🤖 AI Summary
This work addresses the lack of a high-throughput, general-purpose solution for large-scale AI training that simultaneously respects physical constraints and optimizes network topology, routing, and collective communication. The authors propose TONS, a framework that enables automated throughput-optimized network synthesis for AI supercomputers. TONS formulates topology synthesis as a linear optimization problem and scales to thousands of nodes by integrating theoretical insights with heuristic methods. It also introduces a deadlock-free routing mechanism supporting limited virtual channels and fault tolerance in optical switching.
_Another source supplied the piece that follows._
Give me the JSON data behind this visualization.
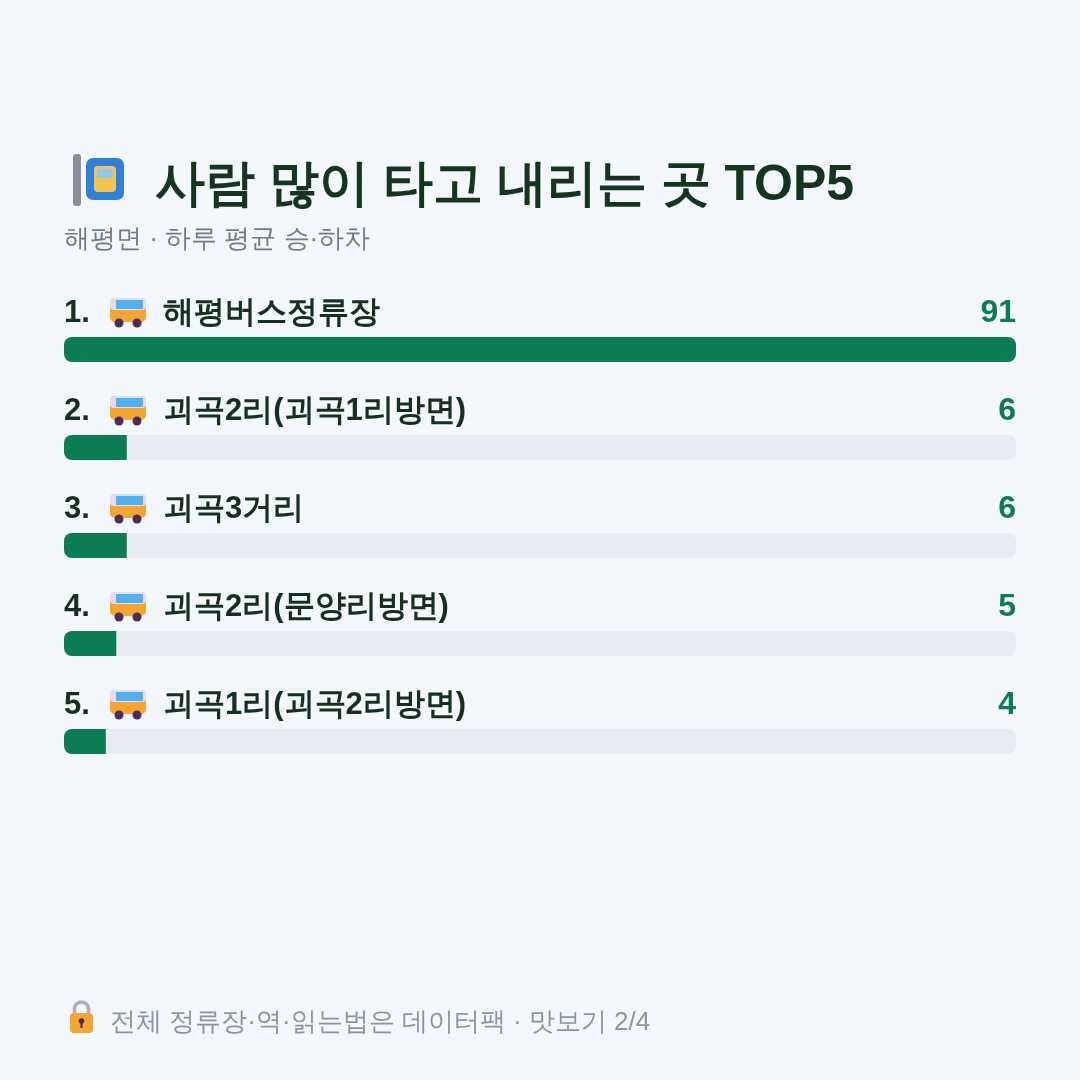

Under realistic deployment constraints, TONS achieves geometric mean speedups of 2.1× and 1.6× over the best TPU v4/5p torus variants for uniform random and all-to-all communication patterns, respectively.
📝 Abstract
Datacenter network design plays a critical role in AI training by supporting scaling to thousands of accelerators. An open problem, designing a near-optimal throughput oriented network-topology, routing, and collectives-has not been achieved at scale and with broad applicability to physical/implementation constraints. We address this problem with a compelling use-case, Google's TPU v4/5p supercomputer where the topology may be reconfigured to achieve higher all-to-all throughput, supporting large, parallelized AI training. We show that the existing TPU networks leave terabytes per second of throughput on the table and we fill that gap. This paper presents Throughput Optimized Networks at Scale (TONS), an automated network synthesis framework that meets the high-throughput demands of modern computing. TONS formulates topology synthesis as a linear optimization problem that maximizes a throughput-centric proxy metric, using theory and heuristics to scale to thousands of nodes. We further introduce a deadlock-free routing scheme compatible with limited virtual channels and optical switch faults, enabling the synthesized topologies to realize their predicted throughput gains in simulation. Evaluating uniform random and all-to-all traffic, TONS networks have a geometric mean speedups of 2.1x and 1.6x, respectively, over the best TPU v4/5p torus variants.